Granted, sophomore cornerback Minkah Fitzpatrick made up for a first-half gaffe by setting a school record with a 100-yard interception return to complete Alabama’s scoring. It was his third pick of the night, which tied another Crimson Tide mark, but those aren’t the kinds of things Saban will be emphasizing next week.
He won’t be talking about how Fitzpatrick’s first pick ended Allen’s streak of attempts without an interception at 146, second-longest in Arkansas history. Instead, he’ll emphasize that Hurts’ interception was his first in 139 attempts and why it shouldn’t have happened.
“We score a couple of times on defense, but there’s a lot of things we need to get better at,” Saban continued. “It will be about what kind of conviction we have to keep working hard and improve the things we need to improve. We’re not where we want to be in all facets of the game.”
It’s a glass half-full, half-empty thing, but it works for this coach and this team.
Alabama’s remaining schedule is the same way because it can now be viewed in a variety of ways.
On the one hand, Alabama may be getting Tennessee at the right time next week after the No. 9 Volunteers (5-1, 2-1 SEC) had their luck run out in double-overtime at Texas A&M. The players looked spent both emotionally and physically following the 45-38 loss.
Additionally, the Vols’ injury issues now appear to be a lot worse. Numerous players had problems Saturday afternoon, including defensive tackle Danny O’Brien, who was taken off the field on a stretcher following a scary helmet-to-helmet hit.

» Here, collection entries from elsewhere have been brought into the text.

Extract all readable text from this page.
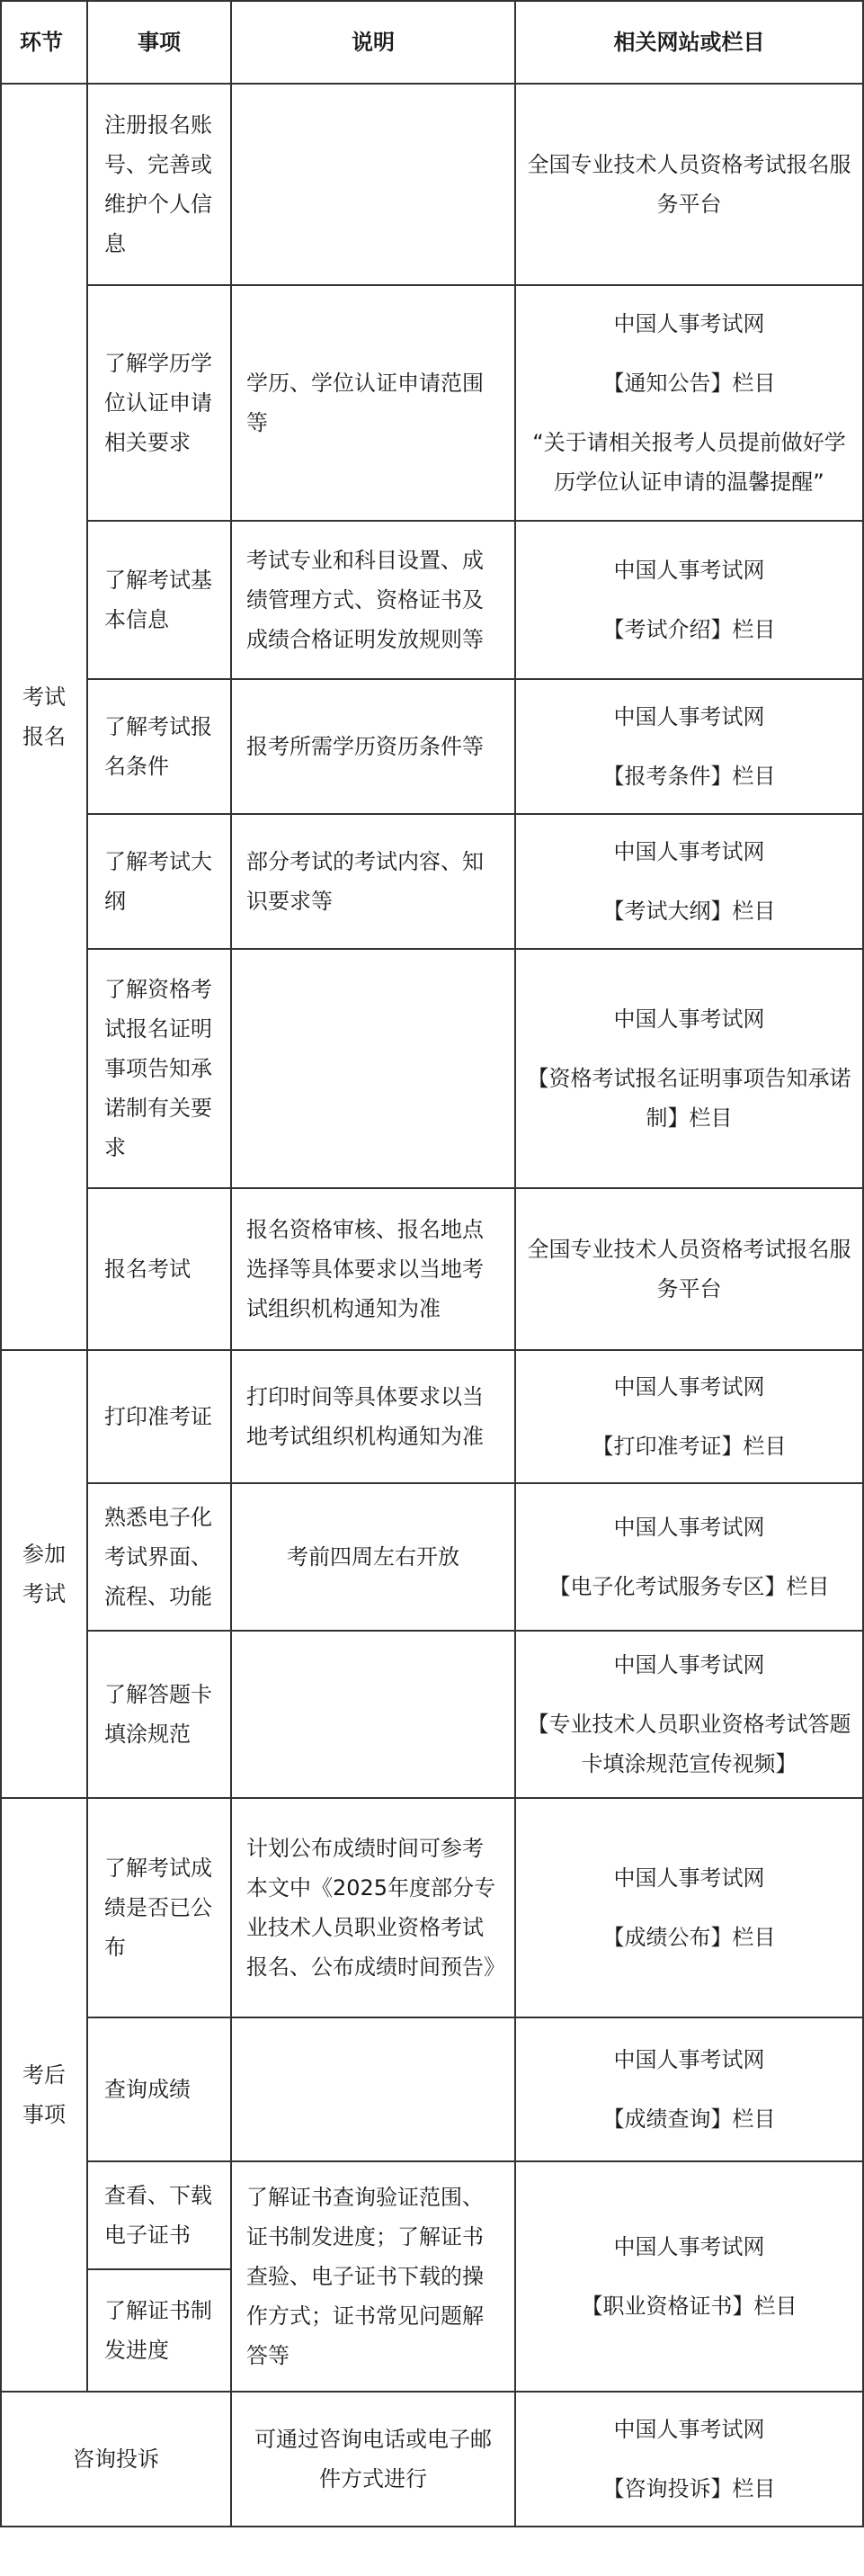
环节	事项	说明	相关网站或栏目
考试报名	注册报名账号、完善或维护个人信息		全国专业技术人员资格考试报名服务平台

	了解学历学位认证申请相关要求	学历、学位认证申请范围等	中国人事考试网
【通知公告】栏目
“关于请相关报考人员提前做好学历学位认证申请的温馨提醒”

	了解考试基本信息	考试专业和科目设置、成绩管理方式、资格证书及成绩合格证明发放规则等	中国人事考试网
【考试介绍】栏目

	了解考试报名条件	报考所需学历资历条件等	中国人事考试网
【报考条件】栏目

	了解考试大纲	部分考试的考试内容、知识要求等	中国人事考试网
【考试大纲】栏目

	了解资格考试报名证明事项告知承诺制有关要求		中国人事考试网
【资格考试报名证明事项告知承诺制】栏目

	报名考试	报名资格审核、报名地点选择等具体要求以当地考试组织机构通知为准	全国专业技术人员资格考试报名服务平台

参加考试	打印准考证	打印时间等具体要求以当地考试组织机构通知为准	中国人事考试网
【打印准考证】栏目

	熟悉电子化考试界面、流程、功能	考前四周左右开放	中国人事考试网
【电子化考试服务专区】栏目

	了解答题卡填涂规范		中国人事考试网
【专业技术人员职业资格考试答题卡填涂规范宣传视频】

考后事项	了解考试成绩是否已公布	计划公布成绩时间可参考本文中《2025年度部分专业技术人员职业资格考试报名、公布成绩时间预告》	中国人事考试网
【成绩公布】栏目

	查询成绩		中国人事考试网
【成绩查询】栏目

	查看、下载电子证书	了解证书查询验证范围、证书制发进度；了解证书查验、电子证书下载的操作方式；证书常见问题解答等	中国人事考试网
【职业资格证书】栏目

	了解证书制发进度		
咨询投诉		可通过咨询电话或电子邮件方式进行	中国人事考试网
【咨询投诉】栏目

Offensive linemen Dylan Wiesman and Jashon Robertson and linebacker Cortez McDowell all left the game and did not return.
The opposite could be true for the subsequent opponent, No. 8 Texas A&M (6-0, 4-0 SEC), which can recuperate during next week’s bye before its potential matchup of undefeated teams at Bryant-Denny Stadium. Plus, Alabama (6-0, 3-0) still has to face LSU and Auburn, which are playing better of late, in November.
Nevertheless, the core parts of Alabama’s game are impressive and still looking to get better. That includes the run blocking, the versatile freshman quarterback, the run defense and the pass rushing as Allen took a pounding.
“We definitely can’t have a game where we get sacked six times and expect to win it,” Arkansas coach Bret Bielema said during his postgame press conference. “But it was kind of a result of getting down by a few scores.”
Factor in the knack the Crimson Tide has developed in finding ways to score, and it’s looking like the league’s most complete team—one that can make the playoff for a third straight year.
Specifically, with linebacker Tim Williams’ 23-yard fumble return for a touchdown in the second quarter, and Fitzpatrick also finding the end zone, Alabama’s defense has scored seven times this season. No other team has more than four (Ohio State).
Additionally, Alabama has scored at least one touchdown on defense or special teams in each game this season. It’s a streak at eight, dating back to the College Football Playoff semifinal versus Michigan State on Dec. 31, 2015.
The tally: Three interceptions, four fumble returns, three punt returns and a kickoff return.
That’s why no other team in the Southeastern Conference can measure up, as Alabama is still the envy of the league.
“I think you get to a certain level where you have a base pool of players that you know are developed in a way and recruited in a way that you know they have these certain talents,” Bielema said. “You have a lot of them, and you have coaches that are very, very good. That combination and the ability to roll people through and have the depth that you do, it’s a very good position to be in, one we’re going to strive to get to every day.”
Unless something dramatically changes over the next two months, it’ll take a playoff team from another conference to counter the Crimson Tide. Right now, no one in the SEC can.
Quotes were provided by the University of Alabama and the University of Arkansas.